Questa è una delle ragioni che spinge il 32% degli italiani a preferire Internet per la stipula di polizze vita; il dato emerge da un’indagine, condotta su un campione di 1.000 individui di età compresa tra i 30 e i 64 anni, che la compagnia di assicurazioni MetLife ha commissionato a Nielsen.

Il Web offre informazioni e strumenti per approfondire e per confrontare le offerte secondo tempi e modi congeniali agli impegni della vita di tutti i giorni. Oltre ai siti delle compagnie assicurative (preferiti dal 40% degli intervistati), che sono ormai considerati un punto di riferimento, esistono i siti di comparazione (29%), e ancora blog, forum e social media (19%).

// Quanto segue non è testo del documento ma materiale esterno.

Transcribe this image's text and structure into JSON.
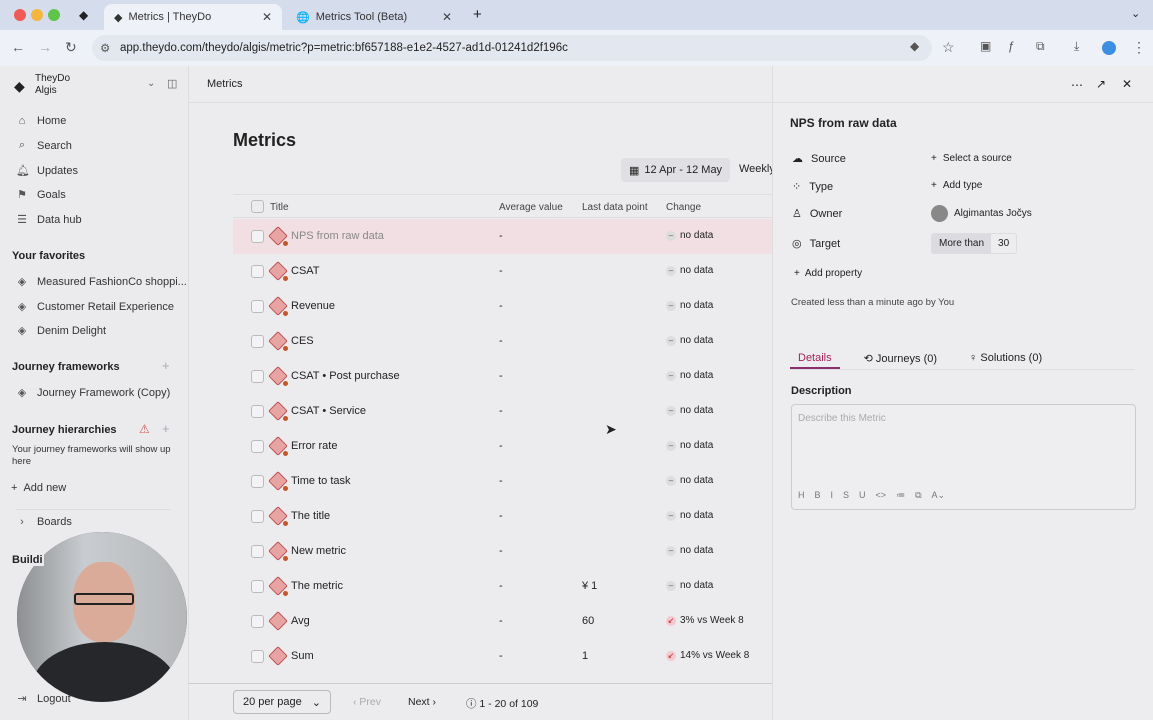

L’approccio è sicuramente più razionale e meditato, un vantaggio di questi tempi, in cui i soldi scarseggiano e ogni uscita deve essere più che giustificata. E infatti, quando si decide di stipulare una polizza vita, lo si fa in genere perché mossi dal desiderio di tutela nei confronti dei propri familiari, per il 40% degli intervistati i figli minorenni.

I fattori che le famiglie prendono in maggiore considerazione sono: il prezzo (preso in considerazione dal 51% degli intervistati) e la chiarezza dell’offerta (fondamentale per il 38%).

Per fortuna attraverso Internet le compagnie di assicurazioni vita lavorano sempre di più per proporre al mercato polizze con prezzi trasparenti e competitivi, spiegati con un linguaggio semplice e disponibili anche online, così come avviene su Metlife.it.

Grazie a queste nuove tipologie di offerte studiate per andare incontro anche alle esigenze dei consumatori più attenti, chi sogna di poter offrire un futuro sereno ai propri figli può sicuramente dormire sonni tranquilli.